Tensions over mainland China's growing influence on Hong Kong have driven massive protests in the city since 2003, leading Beijing and the Hong Kong government to back down from attempts to integrate the two systems, including with a national curriculum. Now, they have suspended a controversial extradition bill that had fostered the biggest protest yet, further alienating Beijing from the Hong Kong public and risking transforming the business-oriented city into a much more political space.
The city of Hong Kong again turned into a "sea of black" on June 16 as huge crowds took to the streets demanding the full withdrawal of a highly unpopular extradition bill and the resignation of Hong Kong Chief Executive Carrie Lam. In response to the ongoing protests, Lam announced the bill's suspension on June 15 and issued a public apology in an attempt to appease the protesters. But she fell short of saying the bill would be withdrawn fully, prompting the main protest organizer, the Civil Human Rights Front, to call for more strikes unless their demands — including the release of arrested protesters and investigations into a police crackdown during June 9 protests — are met.
In February, Hong Kong's government introduced a bill to allow extradition to mainland China, something that had been discussed since the British handover in 1997. But the bill sparked deep, widespread fear that Hong Kong and foreign citizens would be increasingly subject to the mainland's unfair and opaque judicial system and that its implementation would further erode Hong Kong's judicial independence. The bill's introduction, in addition to the Hong Kong government's decision to shorten the traditional bill reviewing period, sparked consternation and anger among Hong Kong's businesses and public, culminating in a mass protest on June 9. Several foreign countries, including the United Kingdom and Australia, expressed their own concern over the implications of the bill. Indeed, there is speculation that in response, the United States could review Hong Kong's special trade and economic status and potentially subject Hong Kong to U.S. tariffs, visa restrictions of its citizens and currency destabilization, exposing significant financial risks to one of the most important global financial hubs.
Why it Matters
The weekend protests' turnout — estimated at 2 million, which was even larger than the June 9 protests — creates major pressure against the Hong Kong government to completely withdraw the bill. Hong Kong's legislation session closes on July 20, meaning the bill's suspension effectively eliminates the possibility of further debates or voting until July 2020, before which lawmakers can either reintroduce the bill or let it naturally lapse. But that's not enough for protesters. By refusing to announce a full withdrawal, the government could still push the bill in the future — especially, in the protesters' eyes — if Lam remains in power.
Using Lam as a scapegoat by forcing her to resign would only drive the protesters' to directly target the central government and could encourage public demand for universal suffrage and greater autonomy – issues Beijing is deeply unwilling to consider.

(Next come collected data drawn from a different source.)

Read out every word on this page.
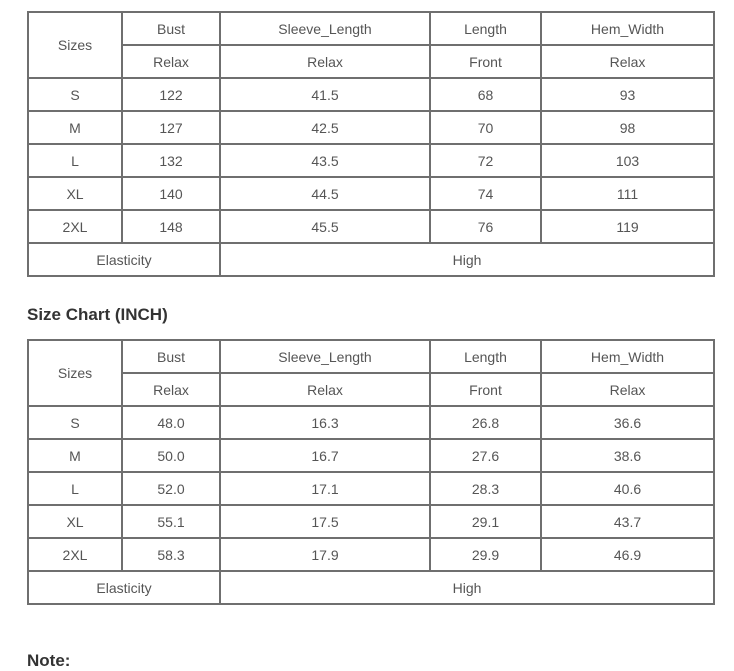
Sizes	Bust	Sleeve_Length	Length	Hem_Width
	Relax	Relax	Front	Relax
S	122	41.5	68	93
M	127	42.5	70	98
L	132	43.5	72	103
XL	140	44.5	74	111
2XL	148	45.5	76	119
Elasticity		High		
Size Chart (INCH)
Sizes	Bust	Sleeve_Length	Length	Hem_Width
	Relax	Relax	Front	Relax
S	48.0	16.3	26.8	36.6
M	50.0	16.7	27.6	38.6
L	52.0	17.1	28.3	40.6
XL	55.1	17.5	29.1	43.7
2XL	58.3	17.9	29.9	46.9
Elasticity		High		
Note:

Lam's political career is at stake, and though the poorly handled bill has exacerbated Beijing's existing challenges as it deals with the trade war, the Chinese government has largely backed itself into a corner to support its own appointed official to avoid a larger crisis. Reports have surfaced that on June 16, the central government's liaison office convened 200 pro-Beijing delegations to support the Hong Kong government. But other reports also indicated Chinese officials' frustration over Lam's poor management; the central government has tried to distance itself from the controversies and might even have influenced Lam's decision to suspend the bill following her reported meeting with Han Zheng, a Politburo standing committee member.
Many have wondered if Beijing could use Lam as a scapegoat by forcing her to resign, but that outcome would only drive the protesters to directly target the central government and could encourage a public demand for universal suffrage and greater autonomy – issues Beijing is deeply unwilling to consider. If Lam doesn't resign, however, that will mean even greater antagonism between Beijing and Hong Kong's public in the next three years, until she will almost certainly be forbidden from running for a second term.
As protests continue, there are questions of whether the Hong Kong police will crack down again, whether protesters can sustain their momentum and employ more radical pressure tactics or, whether, under more extreme scenarios, Beijing might dispatch its own security forces — a prospect guaranteed to dramatically unsettle Hong Kong.
Meanwhile, the ongoing protests expose two additional front lines for Beijing. U.S. President Donald Trump has hinted that he intends to leverage Hong Kong issues in U.S.-China trade talks at the upcoming G-20 summit. Additionally, it could strengthen Taiwan's pro-independence ruling party as it is capturing public sensitivity over the "one country, two systems" formula in the leadup to a high-stakes election. Tensions over the controversial bill and over Beijing's intervention are unlikely to ease any time soon, jeopardizing business confidence and driving capital out of a city already facing a declining economic fortune — and set to struggle more if the United States possibly removes Hong Kong's special trade status.